Gov. Sonny Perdue, Lt. Gov. Mark Taylor and Secretary of State Cathy Cox are all gearing up to start running slam-bang campaigns for governor as soon as this year's General Assembly session adjourns. They will be smack in the middle of the best political show the state has seen in quite some time.



Perdue, of course, wants to extend the Republicans' newly won control of the governor's mansion for another four years. He had raised more than $10 million heading into January and had comfortable, if not insurmountable, leads over Cox and Taylor in early polls.

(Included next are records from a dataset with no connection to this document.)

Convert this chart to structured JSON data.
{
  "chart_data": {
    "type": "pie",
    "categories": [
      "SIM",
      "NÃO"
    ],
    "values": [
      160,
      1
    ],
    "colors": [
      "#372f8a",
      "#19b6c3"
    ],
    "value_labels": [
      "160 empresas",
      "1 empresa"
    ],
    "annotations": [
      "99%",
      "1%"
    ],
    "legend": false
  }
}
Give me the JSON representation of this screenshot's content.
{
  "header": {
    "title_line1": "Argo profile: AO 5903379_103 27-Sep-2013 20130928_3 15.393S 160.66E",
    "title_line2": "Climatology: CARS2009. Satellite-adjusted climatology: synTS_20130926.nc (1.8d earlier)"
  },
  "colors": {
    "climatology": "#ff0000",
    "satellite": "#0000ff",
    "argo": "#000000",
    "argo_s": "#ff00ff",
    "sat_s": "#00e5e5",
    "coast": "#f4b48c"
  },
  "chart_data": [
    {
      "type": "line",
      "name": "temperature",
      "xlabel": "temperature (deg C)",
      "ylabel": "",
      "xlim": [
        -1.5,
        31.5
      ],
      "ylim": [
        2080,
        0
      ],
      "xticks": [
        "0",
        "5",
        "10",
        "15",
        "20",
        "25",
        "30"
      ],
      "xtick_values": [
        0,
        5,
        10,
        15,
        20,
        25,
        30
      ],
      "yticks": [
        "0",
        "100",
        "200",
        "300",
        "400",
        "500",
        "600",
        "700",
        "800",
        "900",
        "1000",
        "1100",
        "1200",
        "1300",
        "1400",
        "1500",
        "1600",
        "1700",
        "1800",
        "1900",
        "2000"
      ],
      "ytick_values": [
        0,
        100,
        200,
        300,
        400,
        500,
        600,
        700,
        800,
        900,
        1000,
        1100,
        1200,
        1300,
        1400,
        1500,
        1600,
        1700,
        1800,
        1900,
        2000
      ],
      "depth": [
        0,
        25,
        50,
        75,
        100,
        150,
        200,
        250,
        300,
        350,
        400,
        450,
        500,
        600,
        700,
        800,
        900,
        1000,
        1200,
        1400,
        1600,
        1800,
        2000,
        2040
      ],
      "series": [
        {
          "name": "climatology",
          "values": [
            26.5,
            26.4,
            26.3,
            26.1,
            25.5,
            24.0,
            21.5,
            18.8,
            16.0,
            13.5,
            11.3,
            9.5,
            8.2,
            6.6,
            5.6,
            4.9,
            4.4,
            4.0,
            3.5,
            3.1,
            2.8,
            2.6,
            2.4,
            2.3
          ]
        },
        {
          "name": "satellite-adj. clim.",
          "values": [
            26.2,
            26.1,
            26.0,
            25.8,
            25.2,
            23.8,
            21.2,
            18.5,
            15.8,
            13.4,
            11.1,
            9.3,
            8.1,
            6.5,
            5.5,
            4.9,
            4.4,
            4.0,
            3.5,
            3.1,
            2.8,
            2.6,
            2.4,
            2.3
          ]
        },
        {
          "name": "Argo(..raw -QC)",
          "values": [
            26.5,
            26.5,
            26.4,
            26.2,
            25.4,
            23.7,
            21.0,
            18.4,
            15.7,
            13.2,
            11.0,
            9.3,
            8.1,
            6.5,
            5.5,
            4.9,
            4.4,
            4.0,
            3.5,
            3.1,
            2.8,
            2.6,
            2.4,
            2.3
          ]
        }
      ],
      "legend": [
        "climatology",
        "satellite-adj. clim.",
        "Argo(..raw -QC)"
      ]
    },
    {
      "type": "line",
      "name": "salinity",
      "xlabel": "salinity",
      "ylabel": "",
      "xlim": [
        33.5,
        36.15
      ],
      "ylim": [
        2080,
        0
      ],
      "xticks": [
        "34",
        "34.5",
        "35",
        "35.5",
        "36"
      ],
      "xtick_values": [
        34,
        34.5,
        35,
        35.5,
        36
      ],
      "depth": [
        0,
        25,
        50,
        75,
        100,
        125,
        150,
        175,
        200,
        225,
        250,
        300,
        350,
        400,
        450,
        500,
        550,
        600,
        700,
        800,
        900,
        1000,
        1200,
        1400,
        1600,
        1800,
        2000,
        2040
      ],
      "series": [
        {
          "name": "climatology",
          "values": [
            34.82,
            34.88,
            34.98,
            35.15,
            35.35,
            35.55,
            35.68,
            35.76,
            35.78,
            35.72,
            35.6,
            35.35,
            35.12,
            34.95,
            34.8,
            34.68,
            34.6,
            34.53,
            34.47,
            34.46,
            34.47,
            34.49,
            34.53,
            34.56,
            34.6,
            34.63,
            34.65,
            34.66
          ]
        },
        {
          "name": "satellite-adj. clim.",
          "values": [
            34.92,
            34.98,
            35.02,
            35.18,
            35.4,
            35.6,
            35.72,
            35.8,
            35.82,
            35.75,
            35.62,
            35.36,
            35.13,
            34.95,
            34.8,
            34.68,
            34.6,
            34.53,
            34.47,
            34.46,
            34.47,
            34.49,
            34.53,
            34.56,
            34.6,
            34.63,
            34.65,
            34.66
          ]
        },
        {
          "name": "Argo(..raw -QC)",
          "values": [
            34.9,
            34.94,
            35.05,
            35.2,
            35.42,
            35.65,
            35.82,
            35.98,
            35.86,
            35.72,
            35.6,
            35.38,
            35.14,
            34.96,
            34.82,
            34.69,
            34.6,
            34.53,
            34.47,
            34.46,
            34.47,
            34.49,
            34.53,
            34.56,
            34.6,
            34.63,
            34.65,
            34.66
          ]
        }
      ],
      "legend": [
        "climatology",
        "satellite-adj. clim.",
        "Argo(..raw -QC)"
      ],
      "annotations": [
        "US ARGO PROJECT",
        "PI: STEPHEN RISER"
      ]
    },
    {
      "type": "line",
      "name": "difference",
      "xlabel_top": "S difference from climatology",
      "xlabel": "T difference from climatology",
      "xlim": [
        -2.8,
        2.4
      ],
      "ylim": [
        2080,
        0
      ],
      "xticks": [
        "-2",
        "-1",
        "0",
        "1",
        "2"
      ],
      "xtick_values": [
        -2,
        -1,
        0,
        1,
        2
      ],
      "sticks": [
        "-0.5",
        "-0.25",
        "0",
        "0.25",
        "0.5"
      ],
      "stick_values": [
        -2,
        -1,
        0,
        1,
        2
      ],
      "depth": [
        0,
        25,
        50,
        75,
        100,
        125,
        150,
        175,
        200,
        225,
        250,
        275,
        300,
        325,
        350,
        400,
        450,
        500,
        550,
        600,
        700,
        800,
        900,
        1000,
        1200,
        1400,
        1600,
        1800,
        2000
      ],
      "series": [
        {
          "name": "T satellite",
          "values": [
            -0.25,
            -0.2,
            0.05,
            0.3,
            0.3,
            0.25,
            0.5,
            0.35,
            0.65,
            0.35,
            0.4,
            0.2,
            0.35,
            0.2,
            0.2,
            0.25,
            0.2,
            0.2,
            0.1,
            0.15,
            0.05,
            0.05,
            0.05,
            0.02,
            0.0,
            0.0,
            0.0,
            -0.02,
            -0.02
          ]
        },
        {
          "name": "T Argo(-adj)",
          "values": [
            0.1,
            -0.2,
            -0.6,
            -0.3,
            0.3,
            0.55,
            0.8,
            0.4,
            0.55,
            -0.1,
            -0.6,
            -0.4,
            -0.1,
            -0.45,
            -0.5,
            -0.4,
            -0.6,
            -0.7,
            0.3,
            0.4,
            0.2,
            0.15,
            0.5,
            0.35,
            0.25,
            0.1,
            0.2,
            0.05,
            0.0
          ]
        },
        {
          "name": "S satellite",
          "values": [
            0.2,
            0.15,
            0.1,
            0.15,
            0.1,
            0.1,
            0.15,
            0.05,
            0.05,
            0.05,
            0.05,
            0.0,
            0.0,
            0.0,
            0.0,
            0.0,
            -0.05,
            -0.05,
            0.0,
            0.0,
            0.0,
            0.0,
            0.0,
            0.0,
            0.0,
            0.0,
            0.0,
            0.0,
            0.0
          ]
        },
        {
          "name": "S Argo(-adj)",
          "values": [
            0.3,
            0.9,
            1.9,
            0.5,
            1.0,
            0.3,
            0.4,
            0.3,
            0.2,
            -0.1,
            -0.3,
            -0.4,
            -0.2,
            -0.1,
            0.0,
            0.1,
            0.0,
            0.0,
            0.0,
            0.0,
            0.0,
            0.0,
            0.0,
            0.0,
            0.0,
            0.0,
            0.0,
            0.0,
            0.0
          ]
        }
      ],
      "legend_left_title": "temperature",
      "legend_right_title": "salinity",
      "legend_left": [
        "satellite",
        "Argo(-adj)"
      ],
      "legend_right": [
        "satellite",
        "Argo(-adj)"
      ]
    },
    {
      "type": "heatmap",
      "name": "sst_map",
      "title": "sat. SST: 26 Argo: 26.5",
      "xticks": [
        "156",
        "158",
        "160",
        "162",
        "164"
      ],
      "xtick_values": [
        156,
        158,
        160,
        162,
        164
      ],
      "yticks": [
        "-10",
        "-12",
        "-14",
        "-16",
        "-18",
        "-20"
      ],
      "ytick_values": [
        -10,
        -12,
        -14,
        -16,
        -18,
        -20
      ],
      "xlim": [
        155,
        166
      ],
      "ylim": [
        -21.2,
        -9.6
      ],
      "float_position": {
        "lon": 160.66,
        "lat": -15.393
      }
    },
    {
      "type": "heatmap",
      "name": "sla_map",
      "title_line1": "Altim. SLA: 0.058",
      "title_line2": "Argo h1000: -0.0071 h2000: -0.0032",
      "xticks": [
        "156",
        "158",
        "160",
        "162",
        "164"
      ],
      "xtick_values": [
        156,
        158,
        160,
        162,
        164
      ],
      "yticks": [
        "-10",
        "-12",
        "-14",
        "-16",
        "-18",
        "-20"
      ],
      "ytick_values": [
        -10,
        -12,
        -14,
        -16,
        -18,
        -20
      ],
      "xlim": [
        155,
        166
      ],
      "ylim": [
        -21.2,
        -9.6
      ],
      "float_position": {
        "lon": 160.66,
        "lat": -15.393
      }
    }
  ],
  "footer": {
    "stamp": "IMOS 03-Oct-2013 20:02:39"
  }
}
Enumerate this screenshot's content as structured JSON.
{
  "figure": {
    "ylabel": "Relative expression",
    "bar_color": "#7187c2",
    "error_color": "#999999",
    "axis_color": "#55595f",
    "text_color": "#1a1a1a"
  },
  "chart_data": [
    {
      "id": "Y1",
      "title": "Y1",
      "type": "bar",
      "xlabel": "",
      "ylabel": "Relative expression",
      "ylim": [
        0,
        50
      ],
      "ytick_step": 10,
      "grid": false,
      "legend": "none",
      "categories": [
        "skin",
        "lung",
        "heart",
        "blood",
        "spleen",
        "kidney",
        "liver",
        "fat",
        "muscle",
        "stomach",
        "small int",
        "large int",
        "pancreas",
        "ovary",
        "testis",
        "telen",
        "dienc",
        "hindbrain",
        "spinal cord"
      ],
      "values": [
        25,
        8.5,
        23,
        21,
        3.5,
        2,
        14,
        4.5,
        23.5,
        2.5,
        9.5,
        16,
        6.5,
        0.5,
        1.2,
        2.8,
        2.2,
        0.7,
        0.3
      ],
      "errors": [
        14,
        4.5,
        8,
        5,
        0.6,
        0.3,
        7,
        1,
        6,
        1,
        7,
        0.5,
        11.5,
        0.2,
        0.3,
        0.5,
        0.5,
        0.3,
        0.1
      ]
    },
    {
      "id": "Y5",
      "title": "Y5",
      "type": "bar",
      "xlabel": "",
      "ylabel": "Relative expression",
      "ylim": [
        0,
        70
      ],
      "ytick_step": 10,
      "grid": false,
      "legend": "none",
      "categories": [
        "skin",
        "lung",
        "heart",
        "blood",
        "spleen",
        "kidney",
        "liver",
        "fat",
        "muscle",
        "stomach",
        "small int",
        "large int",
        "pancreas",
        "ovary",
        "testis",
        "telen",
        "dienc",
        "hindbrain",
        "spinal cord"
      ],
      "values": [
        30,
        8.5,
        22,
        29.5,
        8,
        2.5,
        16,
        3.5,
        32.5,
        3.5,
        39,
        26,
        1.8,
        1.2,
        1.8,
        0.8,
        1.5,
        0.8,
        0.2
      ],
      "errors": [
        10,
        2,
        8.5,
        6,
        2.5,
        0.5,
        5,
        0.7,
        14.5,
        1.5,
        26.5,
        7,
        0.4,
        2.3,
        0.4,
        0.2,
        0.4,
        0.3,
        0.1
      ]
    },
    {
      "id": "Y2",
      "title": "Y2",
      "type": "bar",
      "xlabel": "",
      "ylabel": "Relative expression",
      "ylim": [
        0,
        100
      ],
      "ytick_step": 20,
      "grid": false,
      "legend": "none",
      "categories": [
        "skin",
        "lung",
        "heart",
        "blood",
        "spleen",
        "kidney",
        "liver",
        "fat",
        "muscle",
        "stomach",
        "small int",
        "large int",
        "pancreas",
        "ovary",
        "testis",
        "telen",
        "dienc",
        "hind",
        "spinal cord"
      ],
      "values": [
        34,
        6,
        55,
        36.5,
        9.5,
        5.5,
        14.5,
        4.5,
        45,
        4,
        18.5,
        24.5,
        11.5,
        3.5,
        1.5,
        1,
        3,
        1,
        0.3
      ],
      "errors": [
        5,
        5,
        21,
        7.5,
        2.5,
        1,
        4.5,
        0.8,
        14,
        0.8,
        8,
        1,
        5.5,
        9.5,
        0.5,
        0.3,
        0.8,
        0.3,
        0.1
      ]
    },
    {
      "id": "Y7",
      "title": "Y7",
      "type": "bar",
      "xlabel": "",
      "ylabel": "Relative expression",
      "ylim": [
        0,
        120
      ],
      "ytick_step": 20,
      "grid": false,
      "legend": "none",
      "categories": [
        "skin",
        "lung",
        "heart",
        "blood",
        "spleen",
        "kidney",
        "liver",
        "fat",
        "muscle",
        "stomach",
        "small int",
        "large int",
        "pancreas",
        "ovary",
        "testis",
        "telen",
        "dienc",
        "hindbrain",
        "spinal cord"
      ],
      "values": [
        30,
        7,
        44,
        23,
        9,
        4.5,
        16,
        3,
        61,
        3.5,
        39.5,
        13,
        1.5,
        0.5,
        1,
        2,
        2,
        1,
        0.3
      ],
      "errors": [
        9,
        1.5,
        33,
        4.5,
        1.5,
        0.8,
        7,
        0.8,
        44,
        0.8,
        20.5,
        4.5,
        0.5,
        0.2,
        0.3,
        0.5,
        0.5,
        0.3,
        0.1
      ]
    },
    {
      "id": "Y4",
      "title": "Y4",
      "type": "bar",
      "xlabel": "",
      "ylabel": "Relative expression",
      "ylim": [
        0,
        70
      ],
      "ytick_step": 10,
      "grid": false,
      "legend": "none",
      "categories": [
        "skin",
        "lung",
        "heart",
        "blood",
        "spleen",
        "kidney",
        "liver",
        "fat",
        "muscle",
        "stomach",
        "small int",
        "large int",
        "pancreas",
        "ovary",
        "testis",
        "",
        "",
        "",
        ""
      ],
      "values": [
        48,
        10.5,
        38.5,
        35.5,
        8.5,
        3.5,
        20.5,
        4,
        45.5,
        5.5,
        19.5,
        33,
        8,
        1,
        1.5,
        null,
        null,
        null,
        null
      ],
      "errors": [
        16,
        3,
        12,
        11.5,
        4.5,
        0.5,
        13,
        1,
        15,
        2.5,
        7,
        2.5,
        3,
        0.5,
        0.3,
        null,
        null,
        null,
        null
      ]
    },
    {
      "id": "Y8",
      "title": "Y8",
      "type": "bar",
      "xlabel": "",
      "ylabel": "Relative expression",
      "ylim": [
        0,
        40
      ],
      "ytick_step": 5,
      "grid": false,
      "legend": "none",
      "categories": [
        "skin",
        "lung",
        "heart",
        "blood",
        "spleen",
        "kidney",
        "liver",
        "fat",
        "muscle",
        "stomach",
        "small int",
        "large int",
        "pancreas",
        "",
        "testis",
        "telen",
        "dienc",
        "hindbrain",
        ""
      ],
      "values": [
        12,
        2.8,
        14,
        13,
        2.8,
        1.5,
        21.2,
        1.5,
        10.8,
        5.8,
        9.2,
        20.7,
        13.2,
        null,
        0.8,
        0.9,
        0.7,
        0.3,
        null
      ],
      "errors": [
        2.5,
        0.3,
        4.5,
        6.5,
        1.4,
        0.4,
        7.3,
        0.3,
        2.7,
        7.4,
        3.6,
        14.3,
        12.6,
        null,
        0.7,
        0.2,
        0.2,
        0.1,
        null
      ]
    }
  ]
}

Cox and Taylor are hoping to be the catalyst for a resurgence of the Democratic Party in Georgia. Their chances will ride on their ability to link Perdue with the excesses of today's partisan politics and convince voters that he isn't doing the job on basic issues such as education and transportation.



Taylor and Cox will have to throw everything they have into winning the Democratic primary. Whoever survives that will then have to go head-to-head with an incumbent who will have far more money because he won't have a primary challenger - and he will have legions of skilled political operatives ready to Swift Boat the Democratic nominee with the same ruthless tactics Republicans used against John Kerry in the 2004 presidential race.



It will be a campaign that political junkies talk about for years, but in the end, it may also prove to be absolutely irrelevant who wins that race for governor.



That's because it's highly likely that the leadership of the General Assembly will be kept in Republican hands. When the next governor of Georgia - whether it's Perdue, Cox or Taylor - takes the oath of office in January 2007, the chances are good that Glenn Richardson will already have been installed again as House speaker while either Ralph Reed or Casey Cagle has taken up the Senate gavel as lieutenant governor.



Richardson, Reed and Cagle are ambitious types whose eyes will be on the next rung up the political ladder. Before the new governor has even taken his or her hand off the Bible at that inauguration ceremony, Richardson and Cagle or Reed will have already started their 2010 campaigns for governor.



The next four years will be a continuing series of one-upmanship between the speaker and the lieutenant governor as they fight and claw for political advantage. While the next governor is getting ready to deliver his or her first "state of the state" address, Richardson and Reed/Cagle will already have started rolling out their own policy initiatives.



They aren't going to care who's sitting in the governor's office. If it's Perdue again, he can be safely ignored as a lame-duck who is constitutionally prohibited from running for another term as chief executive. If it's Cox or Taylor, then the legislative Republicans will have all the incentive they need to sabotage and neutralize any proposals made by a governor of the opposing party.



Bottom line: the next four years will be the "Glenn and Ralph Show" (or the "Glenn and Casey Show"). Any governor who tries to advance his or her own political agenda is going to have to fight through that legislative gauntlet first - and that won't be an easy task.



Let's say a Gov. Perdue wants to enact another corporate tax cut in hopes of improving the state's economic climate. Sorry, Sonny. The speaker and the lieutenant governor are going to put their names on any tax proposal and then start the parliamentary maneuvering to see which one of them will take credit for what is adopted by the legislature.



Or let's say that a Gov. Cox decides to propose a major upgrade of educational funding to finally pull the state out of its last-place ranking on SAT scores. Tough luck, Cathy. Speaker Richardson will declare your proposal dead on arrival before your floor leader has even retrieved the bill draft from Legislative Counsel - and then he'll snicker about it while being interviewed on Georgia Public Television.



Multiply those examples by the 40 days that the legislature is in session and you have an idea of what the next governor will be enduring. It won't be pretty. And it sure as heck can't be any fun.



You'd almost have to ask yourself: Why would any sane person want to win the next governor's race?



Tom Crawford, editor of the Capitolimpact.com news service, covers politics for Georgia Trend.